We are using the exact same prompt as before.

In [24]:
! tune run generate --config ./mistral_fine-tuned_generation.yaml \
prompt="You are a powerful text-to-SQL model. Your job is to answer questions about a database. You are given a question and context regarding one or more tables.\n\nYou must output the SQL query that answers the question.\n### Input:\nWhich Class has a Frequency MHz larger than 91.5, and a City of license of hyannis, nebraska?\n\n### Context:\nCREATE TABLE table_name_12 (class VARCHAR, frequency_mhz VARCHAR, city_of_license VARCHAR)\n\n### Response:\n"

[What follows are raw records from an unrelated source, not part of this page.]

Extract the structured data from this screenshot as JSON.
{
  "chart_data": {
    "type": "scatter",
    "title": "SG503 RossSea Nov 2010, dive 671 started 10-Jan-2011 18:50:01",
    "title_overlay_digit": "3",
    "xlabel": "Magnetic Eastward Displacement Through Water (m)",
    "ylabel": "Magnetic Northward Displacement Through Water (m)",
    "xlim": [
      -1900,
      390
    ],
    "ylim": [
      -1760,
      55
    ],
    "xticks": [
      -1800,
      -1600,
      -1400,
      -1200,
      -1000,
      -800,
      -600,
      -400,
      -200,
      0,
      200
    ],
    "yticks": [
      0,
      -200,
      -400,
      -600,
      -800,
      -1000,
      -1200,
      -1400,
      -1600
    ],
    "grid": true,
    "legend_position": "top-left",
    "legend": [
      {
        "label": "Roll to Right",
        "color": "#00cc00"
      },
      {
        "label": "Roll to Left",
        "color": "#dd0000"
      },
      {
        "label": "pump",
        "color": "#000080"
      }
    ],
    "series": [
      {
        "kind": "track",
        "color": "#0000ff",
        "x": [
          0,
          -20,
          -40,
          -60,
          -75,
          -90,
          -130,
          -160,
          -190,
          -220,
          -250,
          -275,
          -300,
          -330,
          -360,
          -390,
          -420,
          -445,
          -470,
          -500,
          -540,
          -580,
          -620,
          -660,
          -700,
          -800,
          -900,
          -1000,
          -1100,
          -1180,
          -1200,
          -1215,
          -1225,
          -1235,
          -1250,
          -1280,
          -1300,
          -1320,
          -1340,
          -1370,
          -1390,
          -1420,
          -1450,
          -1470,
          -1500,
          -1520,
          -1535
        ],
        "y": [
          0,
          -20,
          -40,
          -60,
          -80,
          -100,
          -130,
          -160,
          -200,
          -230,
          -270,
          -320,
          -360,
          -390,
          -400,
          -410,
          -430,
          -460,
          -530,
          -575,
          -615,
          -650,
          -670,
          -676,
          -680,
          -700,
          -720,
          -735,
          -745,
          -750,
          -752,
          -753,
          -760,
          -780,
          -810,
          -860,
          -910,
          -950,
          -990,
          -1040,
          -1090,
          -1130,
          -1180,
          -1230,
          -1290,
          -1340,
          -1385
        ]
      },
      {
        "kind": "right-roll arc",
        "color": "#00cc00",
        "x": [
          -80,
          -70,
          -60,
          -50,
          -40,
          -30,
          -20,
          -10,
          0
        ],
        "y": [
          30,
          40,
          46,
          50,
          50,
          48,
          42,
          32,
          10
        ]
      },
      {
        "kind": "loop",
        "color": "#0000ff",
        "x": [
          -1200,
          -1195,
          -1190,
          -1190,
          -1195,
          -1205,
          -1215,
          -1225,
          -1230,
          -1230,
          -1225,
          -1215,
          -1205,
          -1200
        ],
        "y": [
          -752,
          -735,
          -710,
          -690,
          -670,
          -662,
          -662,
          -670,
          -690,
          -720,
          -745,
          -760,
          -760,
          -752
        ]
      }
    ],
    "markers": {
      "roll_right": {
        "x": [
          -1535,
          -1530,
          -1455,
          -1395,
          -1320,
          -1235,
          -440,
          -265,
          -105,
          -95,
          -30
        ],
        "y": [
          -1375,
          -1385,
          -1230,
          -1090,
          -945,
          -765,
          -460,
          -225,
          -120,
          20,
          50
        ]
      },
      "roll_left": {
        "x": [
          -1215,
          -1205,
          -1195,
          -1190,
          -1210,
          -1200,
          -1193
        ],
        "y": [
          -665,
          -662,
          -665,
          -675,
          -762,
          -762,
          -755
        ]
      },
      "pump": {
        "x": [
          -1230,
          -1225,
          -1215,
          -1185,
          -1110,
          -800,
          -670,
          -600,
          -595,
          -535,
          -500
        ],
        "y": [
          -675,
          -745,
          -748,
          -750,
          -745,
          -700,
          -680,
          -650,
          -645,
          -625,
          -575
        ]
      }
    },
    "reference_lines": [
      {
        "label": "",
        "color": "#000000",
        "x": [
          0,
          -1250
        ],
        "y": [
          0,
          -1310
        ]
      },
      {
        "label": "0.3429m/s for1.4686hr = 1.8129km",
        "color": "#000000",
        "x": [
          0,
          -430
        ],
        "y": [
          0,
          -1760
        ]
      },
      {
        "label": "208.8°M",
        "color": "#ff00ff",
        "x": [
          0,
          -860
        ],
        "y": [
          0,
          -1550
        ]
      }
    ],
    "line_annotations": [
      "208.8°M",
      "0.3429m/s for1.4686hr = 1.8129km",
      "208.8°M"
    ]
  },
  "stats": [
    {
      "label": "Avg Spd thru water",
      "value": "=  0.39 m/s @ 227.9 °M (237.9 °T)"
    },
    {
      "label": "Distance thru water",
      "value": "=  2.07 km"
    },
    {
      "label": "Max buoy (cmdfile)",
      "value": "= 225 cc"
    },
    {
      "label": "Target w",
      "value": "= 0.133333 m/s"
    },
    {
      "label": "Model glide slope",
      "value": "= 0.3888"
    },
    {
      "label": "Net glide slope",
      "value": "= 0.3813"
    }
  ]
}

INFO:torchtune.utils.logging:Running InferenceRecipe with resolved config:

checkpointer:
  _component_: torchtune.utils.FullModelHFCheckpointer
  checkpoint_dir: /home/jovyan/content/mistral-7B
  checkpoint_files:
  - hf_model_0001_2.pt
  - hf_model_0002_2.pt
  model_type: MISTRAL
  output_dir: /home/jovyan/content/mistral-7B
  recipe_checkpoint: null
device: cuda
dtype: bf16
max_new_tokens: 300
model:
  _component_: torchtune.models.mistral.mistral_7b
prompt: You are a powerful text-to-SQL model. Your job is to answer questions about
  a database. You are given a question and context regarding one or more tables.\n\nYou
  must output the SQL query that answers the question.\n### Input:\nWhich Class has
  a Frequency MHz larger than 91.5, and a City of license of hyannis, nebraska?\n\n###
  Context:\nCREATE TABLE table_name_12 (class VARCHAR, frequency_mhz VARCHAR, city_of_license
  VARCHAR)\n\n### Response:\n
quantizer: null
resume_from_checkpoint: false
seed: 1234
temperature: 0.6
t

This time, the output is more relevant, the model only outputs the answer to our question. The fine tuning process has worked!